CVAT is designed only for full time annotators. In general, subject matter experts who are new to annotation find it difficult, unintuitive and hard to use.
CVAT is, naturally, focused on computer vision exclusively. (Not text, NLP etc). In general, CVAT appears more concerned about meeting specific use case needs then shipping an all around new user friendly product.
Missing many modern features: CVAT is primarily a “classic” annotation only tool. For all intents and purposes it is in a different class from the rest of the modern tools listed here.
Intel favoritism for Speed Up Approaches? CVAT is backed by Intel and appears to overly favor the OpenVino (Intel) approaches.

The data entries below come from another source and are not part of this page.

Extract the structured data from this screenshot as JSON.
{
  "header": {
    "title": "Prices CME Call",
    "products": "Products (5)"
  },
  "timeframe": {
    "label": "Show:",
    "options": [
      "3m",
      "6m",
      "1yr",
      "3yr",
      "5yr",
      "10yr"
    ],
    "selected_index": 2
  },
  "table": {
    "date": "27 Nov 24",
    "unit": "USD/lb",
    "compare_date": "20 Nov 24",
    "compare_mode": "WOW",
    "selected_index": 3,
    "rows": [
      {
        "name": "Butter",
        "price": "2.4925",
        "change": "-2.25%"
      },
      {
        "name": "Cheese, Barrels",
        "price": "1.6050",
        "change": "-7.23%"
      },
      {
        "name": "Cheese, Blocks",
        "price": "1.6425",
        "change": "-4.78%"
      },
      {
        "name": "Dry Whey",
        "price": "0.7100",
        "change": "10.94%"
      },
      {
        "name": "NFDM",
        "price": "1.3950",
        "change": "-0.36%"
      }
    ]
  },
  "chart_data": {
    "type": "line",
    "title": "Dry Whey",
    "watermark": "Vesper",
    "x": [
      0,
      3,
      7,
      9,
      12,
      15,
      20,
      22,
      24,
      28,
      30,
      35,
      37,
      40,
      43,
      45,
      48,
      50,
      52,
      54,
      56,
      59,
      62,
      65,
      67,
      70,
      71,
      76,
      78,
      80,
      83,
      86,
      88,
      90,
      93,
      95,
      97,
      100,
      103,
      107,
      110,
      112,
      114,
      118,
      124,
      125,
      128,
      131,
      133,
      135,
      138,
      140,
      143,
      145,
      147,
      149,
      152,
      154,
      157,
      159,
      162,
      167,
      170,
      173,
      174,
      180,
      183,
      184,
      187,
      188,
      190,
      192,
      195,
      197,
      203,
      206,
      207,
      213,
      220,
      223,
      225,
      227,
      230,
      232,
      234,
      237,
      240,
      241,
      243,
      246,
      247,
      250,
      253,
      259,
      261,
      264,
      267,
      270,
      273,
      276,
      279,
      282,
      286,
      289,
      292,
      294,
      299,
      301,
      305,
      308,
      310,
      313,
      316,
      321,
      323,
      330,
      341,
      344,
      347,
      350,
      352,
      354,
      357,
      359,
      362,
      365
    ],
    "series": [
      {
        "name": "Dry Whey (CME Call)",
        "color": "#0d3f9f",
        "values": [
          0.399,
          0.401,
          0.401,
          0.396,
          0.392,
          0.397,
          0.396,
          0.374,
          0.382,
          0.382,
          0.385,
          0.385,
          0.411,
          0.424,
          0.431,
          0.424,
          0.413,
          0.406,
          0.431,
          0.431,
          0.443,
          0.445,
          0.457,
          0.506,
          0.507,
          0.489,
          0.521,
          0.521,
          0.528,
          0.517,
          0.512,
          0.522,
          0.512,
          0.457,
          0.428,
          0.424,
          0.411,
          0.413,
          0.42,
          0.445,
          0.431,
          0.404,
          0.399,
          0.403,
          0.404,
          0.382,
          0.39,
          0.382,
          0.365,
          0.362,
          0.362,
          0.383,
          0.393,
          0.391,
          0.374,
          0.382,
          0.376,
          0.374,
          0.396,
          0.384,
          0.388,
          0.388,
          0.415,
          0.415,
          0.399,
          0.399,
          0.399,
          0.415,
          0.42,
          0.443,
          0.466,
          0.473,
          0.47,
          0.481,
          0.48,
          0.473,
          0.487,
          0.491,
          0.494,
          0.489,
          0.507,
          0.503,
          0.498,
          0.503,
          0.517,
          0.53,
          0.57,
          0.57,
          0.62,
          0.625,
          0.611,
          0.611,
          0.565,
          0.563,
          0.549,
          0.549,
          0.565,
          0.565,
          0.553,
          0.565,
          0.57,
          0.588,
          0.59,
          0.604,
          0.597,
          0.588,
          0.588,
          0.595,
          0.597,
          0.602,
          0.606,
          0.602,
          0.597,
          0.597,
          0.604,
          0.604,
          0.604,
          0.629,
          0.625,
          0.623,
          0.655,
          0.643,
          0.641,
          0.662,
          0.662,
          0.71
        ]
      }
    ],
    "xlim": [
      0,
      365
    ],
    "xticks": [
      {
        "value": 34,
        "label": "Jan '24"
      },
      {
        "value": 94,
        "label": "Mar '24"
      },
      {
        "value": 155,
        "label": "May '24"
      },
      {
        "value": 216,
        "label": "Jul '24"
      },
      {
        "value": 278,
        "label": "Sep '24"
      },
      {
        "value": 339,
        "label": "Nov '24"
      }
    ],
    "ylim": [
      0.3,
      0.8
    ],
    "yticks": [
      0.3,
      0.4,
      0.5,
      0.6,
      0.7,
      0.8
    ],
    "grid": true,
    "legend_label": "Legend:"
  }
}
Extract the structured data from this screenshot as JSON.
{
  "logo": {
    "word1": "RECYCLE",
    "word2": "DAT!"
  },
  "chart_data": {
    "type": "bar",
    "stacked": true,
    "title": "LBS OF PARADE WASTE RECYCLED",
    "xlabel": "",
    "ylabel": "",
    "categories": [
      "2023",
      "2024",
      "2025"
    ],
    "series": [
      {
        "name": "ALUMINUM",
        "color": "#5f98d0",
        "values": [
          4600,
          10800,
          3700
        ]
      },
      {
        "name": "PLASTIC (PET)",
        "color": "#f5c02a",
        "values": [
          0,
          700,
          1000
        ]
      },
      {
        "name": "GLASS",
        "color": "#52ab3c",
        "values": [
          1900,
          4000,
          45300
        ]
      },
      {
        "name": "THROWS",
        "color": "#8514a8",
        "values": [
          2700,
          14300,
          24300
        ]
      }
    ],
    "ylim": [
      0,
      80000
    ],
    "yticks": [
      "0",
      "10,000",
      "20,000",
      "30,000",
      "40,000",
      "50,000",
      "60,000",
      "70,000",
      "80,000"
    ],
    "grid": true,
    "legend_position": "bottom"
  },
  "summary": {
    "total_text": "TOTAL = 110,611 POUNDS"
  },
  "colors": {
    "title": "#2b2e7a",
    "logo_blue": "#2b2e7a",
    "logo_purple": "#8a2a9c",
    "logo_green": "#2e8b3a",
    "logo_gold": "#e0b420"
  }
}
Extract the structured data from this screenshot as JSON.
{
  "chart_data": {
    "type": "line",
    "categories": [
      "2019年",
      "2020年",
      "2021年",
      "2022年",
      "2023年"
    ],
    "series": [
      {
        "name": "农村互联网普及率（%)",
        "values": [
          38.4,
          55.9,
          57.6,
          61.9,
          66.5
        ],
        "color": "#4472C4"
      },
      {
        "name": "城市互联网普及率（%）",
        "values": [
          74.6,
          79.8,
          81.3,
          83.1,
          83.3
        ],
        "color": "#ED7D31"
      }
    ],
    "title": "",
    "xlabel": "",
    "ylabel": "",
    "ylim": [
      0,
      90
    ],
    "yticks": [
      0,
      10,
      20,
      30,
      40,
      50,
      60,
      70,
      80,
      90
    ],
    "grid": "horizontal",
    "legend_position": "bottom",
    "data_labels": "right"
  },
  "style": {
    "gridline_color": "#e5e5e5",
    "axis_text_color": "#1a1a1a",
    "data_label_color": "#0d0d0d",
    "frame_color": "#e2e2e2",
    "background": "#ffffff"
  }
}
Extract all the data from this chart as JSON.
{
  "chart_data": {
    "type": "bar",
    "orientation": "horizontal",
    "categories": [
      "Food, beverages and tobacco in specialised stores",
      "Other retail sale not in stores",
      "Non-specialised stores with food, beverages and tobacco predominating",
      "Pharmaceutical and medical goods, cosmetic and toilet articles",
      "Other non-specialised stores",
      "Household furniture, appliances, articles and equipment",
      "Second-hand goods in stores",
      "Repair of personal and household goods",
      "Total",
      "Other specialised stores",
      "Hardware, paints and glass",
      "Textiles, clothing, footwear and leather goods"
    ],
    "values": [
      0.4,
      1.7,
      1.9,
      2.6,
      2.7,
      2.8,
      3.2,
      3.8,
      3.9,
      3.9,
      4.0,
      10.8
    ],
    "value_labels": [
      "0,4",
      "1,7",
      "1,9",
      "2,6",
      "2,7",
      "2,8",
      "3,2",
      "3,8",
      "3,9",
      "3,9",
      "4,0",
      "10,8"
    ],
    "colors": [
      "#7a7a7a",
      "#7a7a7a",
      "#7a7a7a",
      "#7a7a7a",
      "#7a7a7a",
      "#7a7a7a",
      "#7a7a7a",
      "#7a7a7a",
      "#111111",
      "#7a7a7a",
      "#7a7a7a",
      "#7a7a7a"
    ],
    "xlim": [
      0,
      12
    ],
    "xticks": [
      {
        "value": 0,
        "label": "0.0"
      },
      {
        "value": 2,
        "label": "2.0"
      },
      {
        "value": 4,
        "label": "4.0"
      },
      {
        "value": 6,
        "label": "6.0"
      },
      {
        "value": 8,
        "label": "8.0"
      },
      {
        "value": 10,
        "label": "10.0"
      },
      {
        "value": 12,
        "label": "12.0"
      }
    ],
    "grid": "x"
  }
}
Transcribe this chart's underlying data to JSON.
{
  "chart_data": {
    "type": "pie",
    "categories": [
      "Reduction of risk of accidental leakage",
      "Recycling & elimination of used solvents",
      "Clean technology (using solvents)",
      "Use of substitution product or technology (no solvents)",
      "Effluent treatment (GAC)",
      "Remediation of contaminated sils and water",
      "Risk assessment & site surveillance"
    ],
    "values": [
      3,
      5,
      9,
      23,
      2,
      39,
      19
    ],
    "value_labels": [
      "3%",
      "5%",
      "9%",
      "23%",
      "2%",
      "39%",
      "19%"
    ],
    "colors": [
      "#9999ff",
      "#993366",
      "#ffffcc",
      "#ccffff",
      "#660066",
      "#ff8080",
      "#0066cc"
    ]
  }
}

CVAT’s approach to mode speed up is fairly heavy and opinionated.
Closed source. Based in USA and founded in 2018. Datasaur is exclusively a text annotation tool.
Vital stats: Closed source. Based in San Francisco. Founded 2017 Labelbox vs Diffgram Comparison
Labelbox is Closed Source: Labelbox initially claimed the product was open source, but then promptly removed most of the code — tying it back to their closed source offering.
- V7 Labs — Closed Source
- BasicAI — Closed Source
- SuperbAI — Closed Source
I have also extensively researched and considered — including (for most) personally trying the software — the following alternatives: AWS Sagemaker GroundTruth, Alegion, ClarifaiAI, Hive, Playment, Scale AI, Appen, Lionbridge, Cloud Factory, SixGill, iMerit, Kili-Technology, MindySupport, IsaHit, LinkedAI, Edgecase.ai, HastyAI, Dataloop, Neurala, Keymakr, Prodigy, Tagtog, Google AI Data Platform, Vott, UDT, Yedda, Lost and a few others. *Keeping in mind some of these listed are outsourcing firms.